Low-Frequency Volatility in China’s Gold Futures Market and Its Macroeconomic Determinants

1College of Economics and Management, South China Agricultural University, Guangzhou 510642, China
2Department of Agricultural Economics and Agribusiness, University of Arkansas, Fayetteville, AR 72701, USA
3Department of Economics, University of California, San Diego, CA 92093, USA

Received 8 February 2015; Accepted 21 May 2015

Academic Editor: Reik Donner

Copyright © 2015 Song Liu et al. This is an open access article distributed under the Creative Commons Attribution License, which permits unrestricted use, distribution, and reproduction in any medium, provided the original work is properly cited.

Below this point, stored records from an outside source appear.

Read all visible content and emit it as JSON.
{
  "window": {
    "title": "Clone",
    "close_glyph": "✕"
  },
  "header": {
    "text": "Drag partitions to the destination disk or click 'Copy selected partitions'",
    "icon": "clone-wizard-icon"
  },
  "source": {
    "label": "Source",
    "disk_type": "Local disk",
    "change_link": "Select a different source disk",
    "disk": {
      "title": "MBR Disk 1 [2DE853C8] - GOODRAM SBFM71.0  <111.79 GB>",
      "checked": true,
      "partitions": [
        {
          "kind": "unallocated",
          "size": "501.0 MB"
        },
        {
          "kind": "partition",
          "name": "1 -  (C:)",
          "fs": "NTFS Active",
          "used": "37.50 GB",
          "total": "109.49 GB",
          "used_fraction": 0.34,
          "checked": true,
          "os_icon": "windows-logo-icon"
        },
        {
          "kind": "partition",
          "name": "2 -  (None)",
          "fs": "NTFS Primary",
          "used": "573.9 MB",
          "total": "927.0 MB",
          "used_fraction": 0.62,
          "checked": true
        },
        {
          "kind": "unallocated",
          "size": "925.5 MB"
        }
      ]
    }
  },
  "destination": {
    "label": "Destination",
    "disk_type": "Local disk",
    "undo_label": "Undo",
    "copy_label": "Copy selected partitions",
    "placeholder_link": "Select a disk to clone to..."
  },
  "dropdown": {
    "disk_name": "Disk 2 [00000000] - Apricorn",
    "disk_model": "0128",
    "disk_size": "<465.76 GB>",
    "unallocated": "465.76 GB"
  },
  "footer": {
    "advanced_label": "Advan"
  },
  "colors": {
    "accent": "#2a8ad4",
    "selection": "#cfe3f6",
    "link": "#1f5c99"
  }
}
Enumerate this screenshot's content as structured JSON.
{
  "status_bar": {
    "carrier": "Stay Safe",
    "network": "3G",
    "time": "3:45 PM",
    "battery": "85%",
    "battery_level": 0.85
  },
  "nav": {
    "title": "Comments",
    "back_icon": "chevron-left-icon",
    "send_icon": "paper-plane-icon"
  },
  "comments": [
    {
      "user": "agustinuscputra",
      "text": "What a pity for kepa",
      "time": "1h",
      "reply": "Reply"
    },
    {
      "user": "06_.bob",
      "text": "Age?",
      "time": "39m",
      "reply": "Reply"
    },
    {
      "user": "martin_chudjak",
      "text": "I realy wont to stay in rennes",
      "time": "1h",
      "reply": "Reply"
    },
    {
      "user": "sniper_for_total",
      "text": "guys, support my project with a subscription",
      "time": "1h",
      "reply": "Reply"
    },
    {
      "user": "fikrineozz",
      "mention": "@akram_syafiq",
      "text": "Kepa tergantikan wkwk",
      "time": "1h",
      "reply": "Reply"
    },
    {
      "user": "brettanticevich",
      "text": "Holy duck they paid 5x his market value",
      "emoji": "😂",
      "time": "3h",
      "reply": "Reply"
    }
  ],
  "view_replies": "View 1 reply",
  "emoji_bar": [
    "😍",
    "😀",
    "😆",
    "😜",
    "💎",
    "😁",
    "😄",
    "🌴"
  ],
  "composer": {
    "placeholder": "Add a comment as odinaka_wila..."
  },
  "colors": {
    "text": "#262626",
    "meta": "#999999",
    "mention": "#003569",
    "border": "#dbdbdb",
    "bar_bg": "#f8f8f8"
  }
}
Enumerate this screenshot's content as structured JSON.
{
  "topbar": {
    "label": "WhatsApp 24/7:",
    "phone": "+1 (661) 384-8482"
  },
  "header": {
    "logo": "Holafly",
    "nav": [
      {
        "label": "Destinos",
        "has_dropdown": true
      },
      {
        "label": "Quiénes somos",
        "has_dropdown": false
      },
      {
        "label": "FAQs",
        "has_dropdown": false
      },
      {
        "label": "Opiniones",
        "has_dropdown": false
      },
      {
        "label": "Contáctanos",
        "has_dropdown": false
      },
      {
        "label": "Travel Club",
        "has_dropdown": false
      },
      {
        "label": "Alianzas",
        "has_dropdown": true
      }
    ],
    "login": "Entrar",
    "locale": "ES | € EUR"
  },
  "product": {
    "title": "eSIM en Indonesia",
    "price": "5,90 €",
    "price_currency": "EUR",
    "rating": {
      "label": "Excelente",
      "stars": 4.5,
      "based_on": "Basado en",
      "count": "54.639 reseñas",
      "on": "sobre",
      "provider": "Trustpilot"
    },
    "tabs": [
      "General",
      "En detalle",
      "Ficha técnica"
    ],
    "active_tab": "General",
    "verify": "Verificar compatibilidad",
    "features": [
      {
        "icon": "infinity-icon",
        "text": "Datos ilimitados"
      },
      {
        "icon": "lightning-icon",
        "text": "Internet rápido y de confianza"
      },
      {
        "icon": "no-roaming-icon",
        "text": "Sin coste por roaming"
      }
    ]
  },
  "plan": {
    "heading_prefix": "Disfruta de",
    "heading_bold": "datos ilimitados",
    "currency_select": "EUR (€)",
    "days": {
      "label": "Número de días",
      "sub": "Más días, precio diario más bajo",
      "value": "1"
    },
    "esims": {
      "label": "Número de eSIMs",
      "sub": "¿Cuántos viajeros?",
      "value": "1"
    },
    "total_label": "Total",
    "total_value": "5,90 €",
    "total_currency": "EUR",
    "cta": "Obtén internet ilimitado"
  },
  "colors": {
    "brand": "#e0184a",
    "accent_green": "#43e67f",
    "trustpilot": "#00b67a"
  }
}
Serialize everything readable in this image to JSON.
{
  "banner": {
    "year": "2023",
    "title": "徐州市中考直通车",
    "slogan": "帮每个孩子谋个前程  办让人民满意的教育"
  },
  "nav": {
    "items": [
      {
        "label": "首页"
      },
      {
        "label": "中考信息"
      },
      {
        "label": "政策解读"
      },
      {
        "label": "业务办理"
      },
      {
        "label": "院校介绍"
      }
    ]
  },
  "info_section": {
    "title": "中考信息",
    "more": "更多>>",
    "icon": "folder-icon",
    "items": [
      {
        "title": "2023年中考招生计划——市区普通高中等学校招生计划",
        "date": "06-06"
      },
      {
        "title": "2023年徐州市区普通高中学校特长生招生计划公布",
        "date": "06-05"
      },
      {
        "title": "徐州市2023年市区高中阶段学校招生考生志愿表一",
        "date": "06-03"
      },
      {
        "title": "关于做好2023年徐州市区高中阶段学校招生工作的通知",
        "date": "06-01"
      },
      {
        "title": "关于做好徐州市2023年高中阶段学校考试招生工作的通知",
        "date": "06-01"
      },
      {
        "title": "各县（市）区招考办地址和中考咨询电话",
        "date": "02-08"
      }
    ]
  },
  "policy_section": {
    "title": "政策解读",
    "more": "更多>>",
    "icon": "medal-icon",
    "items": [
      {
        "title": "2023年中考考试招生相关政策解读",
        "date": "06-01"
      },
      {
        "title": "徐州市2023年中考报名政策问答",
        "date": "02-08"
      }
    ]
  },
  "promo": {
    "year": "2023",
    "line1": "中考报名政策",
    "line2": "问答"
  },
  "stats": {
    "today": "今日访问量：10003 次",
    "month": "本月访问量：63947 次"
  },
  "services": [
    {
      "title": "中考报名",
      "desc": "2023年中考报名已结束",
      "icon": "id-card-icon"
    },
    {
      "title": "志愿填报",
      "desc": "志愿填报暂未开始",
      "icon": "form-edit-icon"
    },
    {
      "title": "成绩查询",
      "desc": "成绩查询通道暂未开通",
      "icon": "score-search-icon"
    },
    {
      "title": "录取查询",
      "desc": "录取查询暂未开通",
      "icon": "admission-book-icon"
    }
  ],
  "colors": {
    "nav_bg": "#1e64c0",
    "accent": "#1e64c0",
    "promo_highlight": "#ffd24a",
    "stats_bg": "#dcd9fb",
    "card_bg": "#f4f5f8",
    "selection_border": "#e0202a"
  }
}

We extract low- and high-frequency volatility from China’s Shanghai gold futures market using an asymmetric Spline-GARCH (ASP-GARCH) model. We then regress monthly low-frequency volatility on selected monthly macroeconomic indicators to study the impact of macroeconomy on gold futures market and to test for excess volatility. Our main result is volatility in China’s Shanghai gold futures market resulting from both macroeconomic fluctuations and investor behaviour. Chinese Consumer Price Index Volatility and US dollar volatility are the two main determinants of low-frequency gold volatility. We also find significant evidence of excess volatility, which can in part be explained in terms of loss-aversive investor behaviour.